Но чем больше было кривотолков и слухов, тем шире были распахнуты ворота дома, а чисто выметенный двор и разукрашенные комнаты не могли вместить всех любопытствующих. Софка все это предвидела и держалась стойко. Она заранее знала, какие ей придется выносить шуточки и расспросы, имеющие цель потихоньку выведать, действительно ли она счастлива, действительно ли любит жениха, еще сущего ребенка! Знала, что самые грязные и сальные насмешки будут отпускать ее ближайшие подруги и сверстницы. И потому Софка всегда появлялась в самом роскошном своем одеянии — тяжелых шальварах, красных как кровь, с серебряным шитьем вокруг карманов и вдоль штанин. Грудь ее закрывала нитка дукатов, подаренная Марко и вызывавшая, как она понимала, больше всего изумления. Софка принимала гостей с горящими глазами и пунцовыми губами, на которые она не жалела помады, так как знала, что это будет истолковано как проявление любви и счастья.

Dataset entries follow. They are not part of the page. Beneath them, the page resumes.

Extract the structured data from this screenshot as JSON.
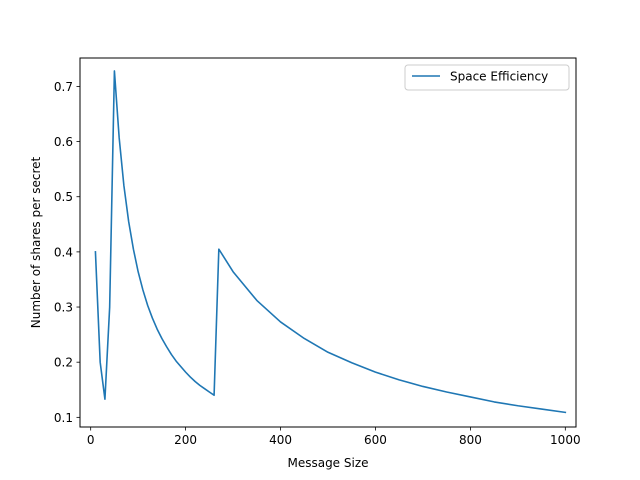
{
  "chart_data": {
    "type": "line",
    "title": "",
    "xlabel": "Message Size",
    "ylabel": "Number of shares per secret",
    "xlim": [
      -22.5,
      1022.5
    ],
    "ylim": [
      0.0825,
      0.7515
    ],
    "xticks": [
      0,
      200,
      400,
      600,
      800,
      1000
    ],
    "xtick_labels": [
      "0",
      "200",
      "400",
      "600",
      "800",
      "1000"
    ],
    "yticks": [
      0.1,
      0.2,
      0.3,
      0.4,
      0.5,
      0.6,
      0.7
    ],
    "ytick_labels": [
      "0.1",
      "0.2",
      "0.3",
      "0.4",
      "0.5",
      "0.6",
      "0.7"
    ],
    "grid": false,
    "legend_position": "top-right",
    "series": [
      {
        "name": "Space Efficiency",
        "color": "#1f77b4",
        "points": [
          [
            10,
            0.4
          ],
          [
            20,
            0.2
          ],
          [
            30,
            0.133
          ],
          [
            40,
            0.3
          ],
          [
            50,
            0.728
          ],
          [
            60,
            0.607
          ],
          [
            70,
            0.52
          ],
          [
            80,
            0.455
          ],
          [
            90,
            0.405
          ],
          [
            100,
            0.364
          ],
          [
            110,
            0.331
          ],
          [
            120,
            0.303
          ],
          [
            130,
            0.28
          ],
          [
            140,
            0.26
          ],
          [
            150,
            0.243
          ],
          [
            160,
            0.228
          ],
          [
            170,
            0.214
          ],
          [
            180,
            0.202
          ],
          [
            190,
            0.192
          ],
          [
            200,
            0.182
          ],
          [
            210,
            0.173
          ],
          [
            220,
            0.165
          ],
          [
            230,
            0.158
          ],
          [
            240,
            0.152
          ],
          [
            250,
            0.146
          ],
          [
            260,
            0.14
          ],
          [
            270,
            0.405
          ],
          [
            300,
            0.364
          ],
          [
            350,
            0.312
          ],
          [
            400,
            0.273
          ],
          [
            450,
            0.243
          ],
          [
            500,
            0.218
          ],
          [
            550,
            0.199
          ],
          [
            600,
            0.182
          ],
          [
            650,
            0.168
          ],
          [
            700,
            0.156
          ],
          [
            750,
            0.146
          ],
          [
            800,
            0.137
          ],
          [
            850,
            0.128
          ],
          [
            900,
            0.121
          ],
          [
            950,
            0.115
          ],
          [
            1000,
            0.109
          ]
        ]
      }
    ]
  }
}
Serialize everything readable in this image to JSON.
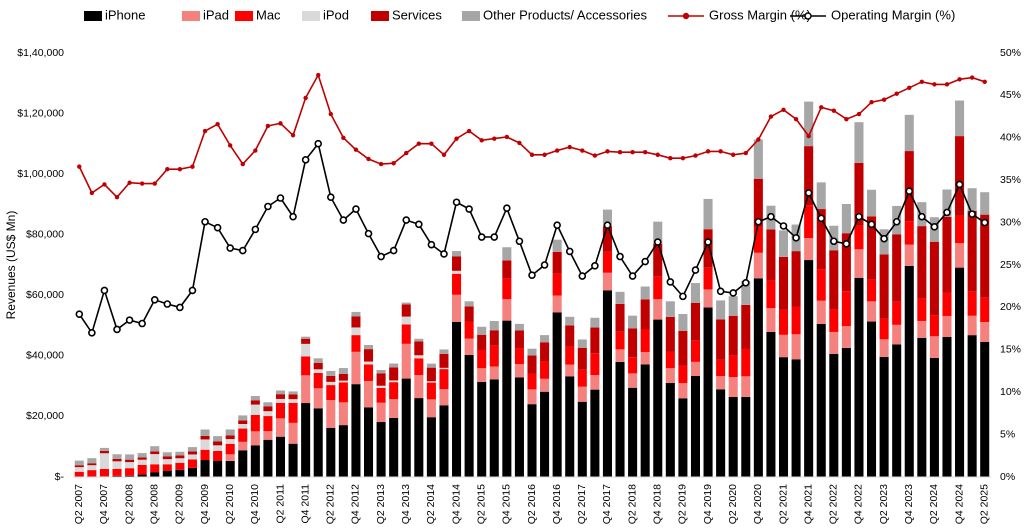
{
  "chart_data": {
    "type": "bar",
    "stacked": true,
    "y_label": "Revenues (US$ Mn)",
    "legend": "top",
    "categories": [
      "Q2 2007",
      null,
      "Q4 2007",
      null,
      "Q2 2008",
      null,
      "Q4 2008",
      null,
      "Q2 2009",
      null,
      "Q4 2009",
      null,
      "Q2 2010",
      null,
      "Q4 2010",
      null,
      "Q2 2011",
      null,
      "Q4 2011",
      null,
      "Q2 2012",
      null,
      "Q4 2012",
      null,
      "Q2 2013",
      null,
      "Q4 2013",
      null,
      "Q2 2014",
      null,
      "Q4 2014",
      null,
      "Q2 2015",
      null,
      "Q4 2015",
      null,
      "Q2 2016",
      null,
      "Q4 2016",
      null,
      "Q2 2017",
      null,
      "Q4 2017",
      null,
      "Q2 2018",
      null,
      "Q4 2018",
      null,
      "Q2 2019",
      null,
      "Q4 2019",
      null,
      "Q2 2020",
      null,
      "Q4 2020",
      null,
      "Q2 2021",
      null,
      "Q4 2021",
      null,
      "Q2 2022",
      null,
      "Q4 2022",
      null,
      "Q2 2023",
      null,
      "Q4 2023",
      null,
      "Q2 2024",
      null,
      "Q4 2024",
      null,
      "Q2 2025"
    ],
    "ylim": [
      0,
      140000
    ],
    "yticks": [
      {
        "value": 0,
        "label": "$-"
      },
      {
        "value": 20000,
        "label": "$20,000"
      },
      {
        "value": 40000,
        "label": "$40,000"
      },
      {
        "value": 60000,
        "label": "$60,000"
      },
      {
        "value": 80000,
        "label": "$80,000"
      },
      {
        "value": 100000,
        "label": "$1,00,000"
      },
      {
        "value": 120000,
        "label": "$1,20,000"
      },
      {
        "value": 140000,
        "label": "$1,40,000"
      }
    ],
    "y2lim": [
      0,
      50
    ],
    "y2ticks": [
      {
        "value": 0,
        "label": "0%"
      },
      {
        "value": 5,
        "label": "5%"
      },
      {
        "value": 10,
        "label": "10%"
      },
      {
        "value": 15,
        "label": "15%"
      },
      {
        "value": 20,
        "label": "20%"
      },
      {
        "value": 25,
        "label": "25%"
      },
      {
        "value": 30,
        "label": "30%"
      },
      {
        "value": 35,
        "label": "35%"
      },
      {
        "value": 40,
        "label": "40%"
      },
      {
        "value": 45,
        "label": "45%"
      },
      {
        "value": 50,
        "label": "50%"
      }
    ],
    "series": [
      {
        "name": "iPhone",
        "color": "#000000",
        "values": [
          null,
          118,
          241,
          378,
          419,
          806,
          1600,
          2100,
          2400,
          3000,
          5600,
          5400,
          5330,
          8820,
          10470,
          12300,
          13310,
          11000,
          24420,
          22690,
          16250,
          17130,
          30660,
          22960,
          18150,
          19510,
          32500,
          26060,
          19750,
          23680,
          51180,
          40280,
          31370,
          32210,
          51640,
          32860,
          24050,
          28160,
          54380,
          33250,
          24850,
          28850,
          61580,
          38030,
          29470,
          37190,
          51980,
          31050,
          25990,
          33360,
          55960,
          28960,
          26420,
          26440,
          65600,
          47940,
          39570,
          38870,
          71630,
          50570,
          40670,
          42630,
          65780,
          51330,
          39670,
          43800,
          69700,
          45960,
          39300,
          46220,
          69140,
          46840,
          44580
        ]
      },
      {
        "name": "iPad",
        "color": "#f4817e",
        "values": [
          null,
          null,
          null,
          null,
          null,
          null,
          null,
          null,
          null,
          null,
          null,
          null,
          2170,
          2790,
          4610,
          2840,
          6050,
          6870,
          9150,
          6590,
          9170,
          7510,
          10670,
          8750,
          6370,
          6190,
          11470,
          7610,
          5890,
          5320,
          8990,
          5430,
          4540,
          4280,
          7080,
          4410,
          4880,
          4260,
          5530,
          3890,
          4970,
          4830,
          5860,
          4110,
          4740,
          4090,
          6730,
          4870,
          5020,
          4660,
          5980,
          4370,
          6580,
          6800,
          8440,
          7810,
          7370,
          8250,
          7250,
          7650,
          7220,
          7170,
          9400,
          6670,
          5790,
          6440,
          7020,
          5560,
          7160,
          6950,
          8090,
          6400,
          6580
        ]
      },
      {
        "name": "Mac",
        "color": "#ff0000",
        "values": [
          1730,
          2160,
          2400,
          2300,
          2500,
          3200,
          2600,
          2100,
          2300,
          2800,
          3400,
          3200,
          3470,
          4390,
          5400,
          4980,
          5100,
          6620,
          6260,
          5070,
          4930,
          6620,
          5520,
          5450,
          4890,
          5620,
          6400,
          5520,
          5540,
          6630,
          6940,
          5620,
          6030,
          6880,
          6750,
          5110,
          5240,
          5740,
          7240,
          5840,
          5590,
          7170,
          6900,
          5850,
          5330,
          7410,
          7420,
          5510,
          5820,
          6990,
          7160,
          5350,
          7080,
          9030,
          8680,
          9100,
          8240,
          9180,
          10850,
          10430,
          7380,
          11510,
          7740,
          7170,
          6840,
          7610,
          7780,
          7450,
          7010,
          7740,
          8990,
          7950,
          8050
        ]
      },
      {
        "name": "iPod",
        "color": "#d9d9d9",
        "values": [
          1530,
          1620,
          5200,
          2500,
          2000,
          1700,
          3370,
          1690,
          1490,
          1650,
          3400,
          1860,
          1550,
          1500,
          3430,
          1600,
          1320,
          1210,
          4130,
          1210,
          1060,
          560,
          2530,
          960,
          730,
          570,
          2600,
          1000,
          440,
          410,
          970,
          null,
          null,
          null,
          null,
          null,
          null,
          null,
          null,
          null,
          null,
          null,
          null,
          null,
          null,
          null,
          null,
          null,
          null,
          null,
          null,
          null,
          null,
          null,
          null,
          null,
          null,
          null,
          null,
          null,
          null,
          null,
          null,
          null,
          null,
          null,
          null,
          null,
          null,
          null,
          null,
          null,
          null
        ]
      },
      {
        "name": "Services",
        "color": "#c00000",
        "values": [
          630,
          650,
          800,
          820,
          800,
          750,
          900,
          950,
          950,
          1000,
          1160,
          1330,
          1210,
          1150,
          1430,
          1630,
          1570,
          1620,
          1700,
          2150,
          2000,
          2200,
          3690,
          4110,
          4040,
          4260,
          4000,
          4570,
          4490,
          4610,
          4800,
          4990,
          5030,
          5090,
          6060,
          5990,
          5980,
          6330,
          7170,
          7040,
          7270,
          8500,
          8470,
          9190,
          9550,
          9980,
          10880,
          11450,
          11460,
          12510,
          12720,
          13350,
          13160,
          14550,
          15760,
          16900,
          17490,
          18280,
          19520,
          19820,
          19600,
          19190,
          20770,
          20910,
          21210,
          22310,
          23120,
          23870,
          24210,
          24970,
          26340,
          26650,
          27420
        ]
      },
      {
        "name": "Other Products/ Accessories",
        "color": "#a6a6a6",
        "values": [
          1520,
          1672,
          969,
          1512,
          1741,
          1444,
          1700,
          1320,
          1200,
          1420,
          2120,
          1710,
          1970,
          1690,
          1400,
          1320,
          1220,
          950,
          670,
          1480,
          1610,
          1950,
          1440,
          1370,
          1140,
          1320,
          620,
          890,
          1320,
          1470,
          1720,
          1690,
          2640,
          3040,
          4340,
          2190,
          2210,
          2360,
          4030,
          2880,
          2730,
          3230,
          5480,
          3960,
          4180,
          4230,
          7300,
          5140,
          5520,
          6520,
          10000,
          6280,
          6450,
          7880,
          12960,
          7830,
          8760,
          8780,
          14700,
          8810,
          8090,
          9650,
          13460,
          8760,
          8290,
          9340,
          11960,
          7910,
          8100,
          9050,
          11740,
          7520,
          7410
        ]
      },
      {
        "name": "Gross Margin (%)",
        "type": "line",
        "axis": "y2",
        "color": "#c00000",
        "values": [
          36.6,
          33.5,
          34.5,
          33.0,
          34.7,
          34.6,
          34.6,
          36.3,
          36.3,
          36.6,
          40.8,
          41.6,
          39.1,
          36.9,
          38.5,
          41.4,
          41.7,
          40.3,
          44.7,
          47.4,
          42.8,
          40.0,
          38.6,
          37.5,
          36.9,
          37.0,
          38.2,
          39.3,
          39.3,
          38.0,
          39.9,
          40.8,
          39.7,
          39.9,
          40.1,
          39.4,
          38.0,
          38.0,
          38.5,
          38.9,
          38.5,
          37.9,
          38.4,
          38.3,
          38.3,
          38.3,
          38.0,
          37.6,
          37.6,
          37.9,
          38.4,
          38.4,
          38.0,
          38.2,
          39.8,
          42.5,
          43.3,
          42.2,
          40.2,
          43.6,
          43.2,
          42.2,
          42.8,
          44.2,
          44.5,
          45.2,
          45.9,
          46.6,
          46.3,
          46.3,
          46.9,
          47.1,
          46.6
        ]
      },
      {
        "name": "Operating Margin (%)",
        "type": "line",
        "axis": "y2",
        "color": "#000000",
        "values": [
          19.2,
          17.0,
          22.0,
          17.4,
          18.5,
          18.1,
          20.9,
          20.4,
          20.0,
          22.0,
          30.1,
          29.4,
          27.0,
          26.7,
          29.2,
          31.9,
          32.9,
          30.7,
          37.4,
          39.3,
          33.0,
          30.3,
          31.6,
          28.7,
          26.0,
          26.7,
          30.3,
          29.8,
          27.4,
          26.3,
          32.4,
          31.6,
          28.3,
          28.3,
          31.7,
          27.8,
          23.8,
          25.0,
          29.7,
          26.6,
          23.7,
          24.9,
          29.7,
          26.0,
          23.7,
          25.4,
          27.7,
          23.0,
          21.3,
          24.4,
          27.7,
          21.9,
          21.7,
          22.9,
          30.1,
          30.7,
          29.6,
          28.2,
          33.5,
          30.5,
          27.8,
          27.5,
          30.7,
          29.8,
          28.1,
          30.1,
          33.7,
          30.7,
          29.5,
          31.2,
          34.5,
          31.0,
          30.0
        ]
      }
    ]
  }
}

Вечером, утомившись от гостей, Софка ложилась на тахту, служившую ей постелью. Магда, низко склонившись над стоявшим около нее низеньким столиком, пыталась заставить ее поесть — в течение дня Софка ничего не брала в рот.
Всю ночь Магда сидела, подремывая, возле нее, якобы чтоб быть под рукой, если что понадобится, на самом же деле охраняя ее. Потому что, хотя Софка и старалась держать себя в руках, каждую ночь ее била лихорадка. Она теряла представление о времени и чувствовала, что вся горит. Изо рта вырывалось горячее дыхание. Она поворачивала голову к окну и отчетливо видела, как на небе, в облаках, появляется он, могучий, высокий, с сильными руками. Вот он приближается к ней. Берет ее на руки и, не сгибаясь, — такой он сильный! — прижимает к себе и целует. Все это было так явственно, что она даже чувствовала прикосновение его лица.